Merry holidays, whatever your religion. There is no reason to think 2007 will be any better, but I'm hoping anyway.

0: elder care. I wrote the above post this morning, and finished it around 9:30. I then spent about an hour clearing a path in the basement to the small room where we store the Christmas stuff, and had gotten one box of ornaments up when the phone rang. It was the retirement community my mother lived in. My mom, who is 90, had fallen in her suite. They could not get her up.

My wife and I rushed over there (this is not the first time she fell, the last time she ended up spending two weeks in the hospital until they were sure she was okay and there were 'home care' arrangements for her through our socialized medical system). Mom seemed okay but my wife (a former nurse) and the home care nurse both were concerned she may have at least fractured something. So we called an ambulance.

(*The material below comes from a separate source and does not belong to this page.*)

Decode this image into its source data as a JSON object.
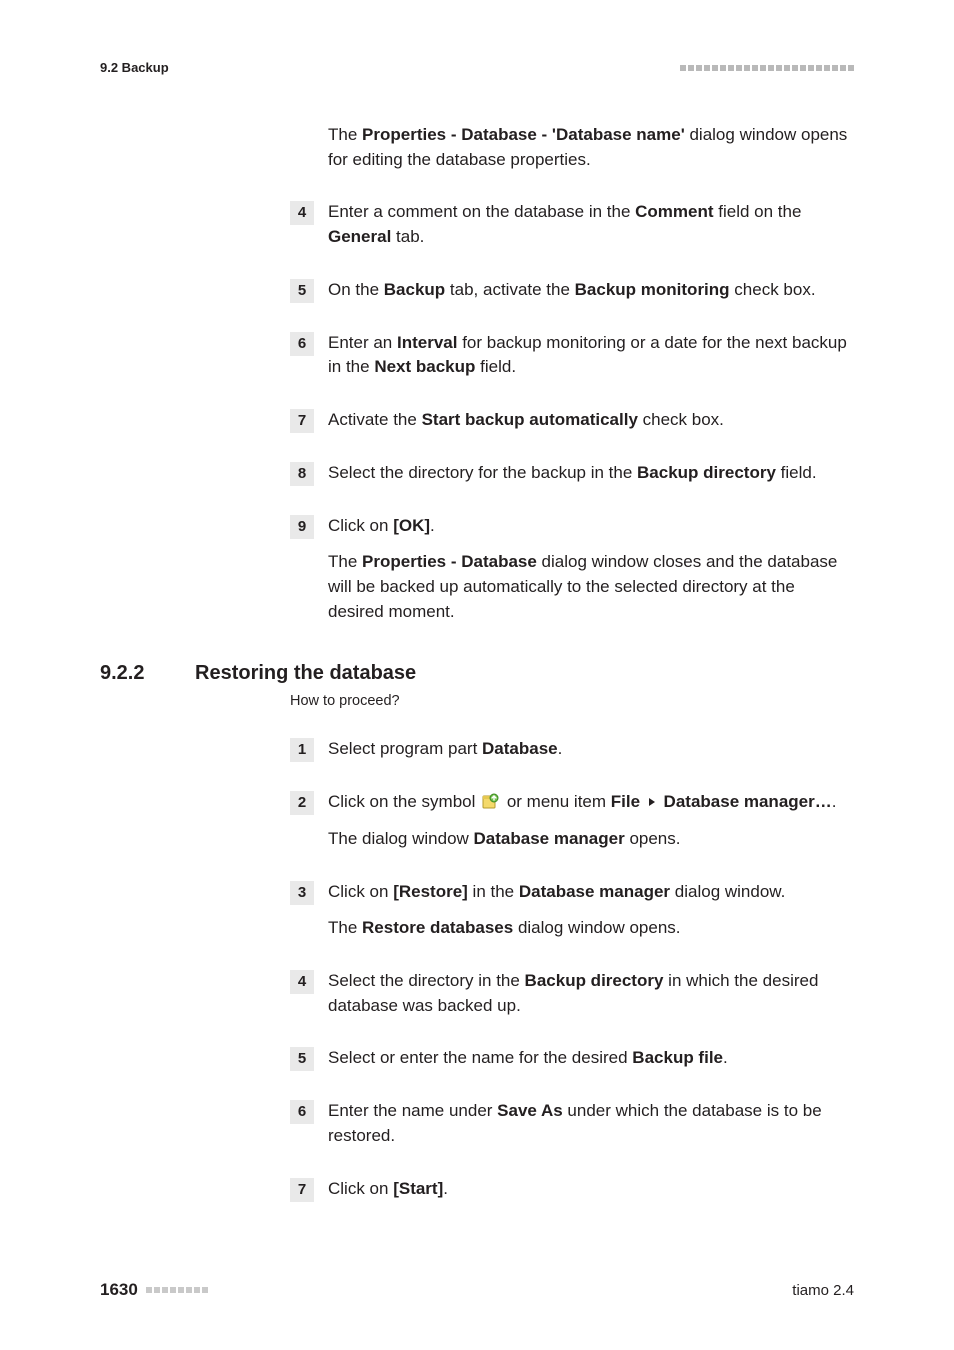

I spent the rest of the day with mom in the hospital, while my wife and daughter looked after getting a Christmas tree etc. That was from about 11 am until 7 pm, when they released her. Mom was fine and safe to be released, although shakey. My wife came by with our station wagon and we took Mom back to her suite, and spent another couple of hours with her, getting her in bed, with a home care aide providing support. I just got home. It was about ten hours with Mom today.

One of the issues people my age--61--face is caring for their parents. It takes a significant amount of time from my daily work, just to get her to and from medical appointments. That is in addition to phoning her every day and seeing her at least once a week for dinner.

There are so many stresses in this life. The Golden Age of Retirement is a major one, both for the retirees and their children.

I'm now back at home, and am going to drink some very fine Scotch.